Les trois joueurs de Quidditch se posèrent en haut de la colline. Ils parlèrent quelques temps des Reliques tandis que Harry tenait la Pierre dans sa main.
- Comment l'as-tu trouvée ? demanda-t-il à sa mère.
- Dans la Forêt Interdite, quand je me suis réveillée. J'ai trébuché dessus. Elle ne ressemblait à aucune pierre pouvant se trouver dans la Forêt. J'ai été intriguée, c'est vrai.
- Et dire que je pensais l'avoir bien perdue…
- Tu devrais essayer de la ranger, peut-être que ce serait plus efficace, dit Ron sur le ton de la plaisanterie.
- J'ai pensé à quelque chose à propos des Reliques et de votre retour, dit Harry. Ca me semble un peu tiré par les cheveux mais… Est-ce que ce ne serait pas une combinaison de plusieurs facteurs qui aurait entraîné votre retour ?

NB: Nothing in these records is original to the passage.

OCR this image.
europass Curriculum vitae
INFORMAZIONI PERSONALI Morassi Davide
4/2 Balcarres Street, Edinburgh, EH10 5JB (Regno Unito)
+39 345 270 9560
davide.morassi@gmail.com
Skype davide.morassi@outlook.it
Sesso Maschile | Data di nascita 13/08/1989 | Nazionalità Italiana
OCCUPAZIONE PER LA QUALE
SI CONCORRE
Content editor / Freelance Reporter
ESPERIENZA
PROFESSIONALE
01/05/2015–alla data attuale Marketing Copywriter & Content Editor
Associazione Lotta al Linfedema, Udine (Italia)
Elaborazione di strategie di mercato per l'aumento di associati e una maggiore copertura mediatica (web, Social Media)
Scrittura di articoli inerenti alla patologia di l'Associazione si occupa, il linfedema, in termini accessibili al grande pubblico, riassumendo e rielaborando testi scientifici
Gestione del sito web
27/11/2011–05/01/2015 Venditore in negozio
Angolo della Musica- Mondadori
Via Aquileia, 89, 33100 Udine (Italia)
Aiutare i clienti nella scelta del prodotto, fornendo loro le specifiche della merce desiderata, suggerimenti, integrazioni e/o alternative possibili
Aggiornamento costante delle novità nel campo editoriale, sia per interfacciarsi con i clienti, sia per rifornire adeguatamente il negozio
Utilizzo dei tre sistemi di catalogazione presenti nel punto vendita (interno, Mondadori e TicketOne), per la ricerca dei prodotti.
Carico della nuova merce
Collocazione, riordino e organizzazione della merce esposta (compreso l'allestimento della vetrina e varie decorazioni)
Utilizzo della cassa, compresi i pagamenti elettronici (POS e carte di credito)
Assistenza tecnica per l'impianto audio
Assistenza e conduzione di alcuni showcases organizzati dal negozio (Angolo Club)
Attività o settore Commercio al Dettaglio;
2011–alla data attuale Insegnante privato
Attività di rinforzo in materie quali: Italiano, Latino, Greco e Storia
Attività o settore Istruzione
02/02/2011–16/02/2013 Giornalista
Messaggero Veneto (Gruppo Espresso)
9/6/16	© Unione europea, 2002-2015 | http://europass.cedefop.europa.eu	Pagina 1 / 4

- Qu'entends-tu par là ? questionna Hermione.
- Je veux dire que Voldemort et moi nous sommes battus ce qui a généré une grande puissance, que j'ai marquée de mon empreinte magique les Reliques et, je me demandais si le fait que je sois le descendant de l'un des Peverell n'ait pas quelque chose à voir avec leur retour ?
Hermione réfléchit, de même que ceux qui les entouraient. Cela tombait sous le sens et rendait les Reliques encore plus dangereuses.
- Raison de plus pour cacher cette pierre alors, décida James. Il est plus prudent que personne ne tombe dessus.
- Nous allons devoir retourner à Poudlard dans ces cas-là, dit Harry.
- Où ça ? demanda Lily.
- Je … Euh… Il serait préférable que je ne vous dise rien pour que vous ne soyez pas tentés vous non plus.
- Mais, et vous quatre ? répliqua Lily.
- Nous avons déjà été confrontés à cette situation et l'objet que nous y avons caché n'a jamais été retrouvé et nous n'avons même jamais repensé à lui avant maintenant. C'est mieux comme ça, dit Ginny.
- C'était le … Livre de potions de Rogue, avec toutes ses annotations, ajouta Harry.
Hermione, Ron et Ginny hochèrent la tête. Lily et James ne comprirent pas de suite.
- Rogue y avait ajouté des formules de son cru, des formules de magie noire.
Les yeux de Lily semblèrent sortis de leurs orbites tandis que James serrait les poings.
- Je ne savais pas qui était le Prince de Sang-Mêlé et, un jour, alors que Malefoy voulait me lancer le Doloris, j'ai utilisé l'un de ses sorts… Il aurait pu mourir si Rogue n'avait pas reconnu son sort et était intervenu…
- Toujours est-il que c'était de la magie noire ! dit James. Rah … Ce serpent pourrit toujours la vie de ceux qui l'entourent.
- James, prévint Lily.
- Ah non, tu ne vas pas encore le défendre !
- Je vais me gêner ! Je te rappelle que c'est en partie grâce à lui si Harry est en vie et si Voldemort n'est plus de ce monde ! Ne l'oublie pas !
- Tu as raison, il y a des discussions qu'on aura avant et après notre mort. Les disputes aussi d'ailleurs.
Sur ces mots, James se leva et partit en direction du Terrier, laissant les plus jeunes immobiles en haut de la colline.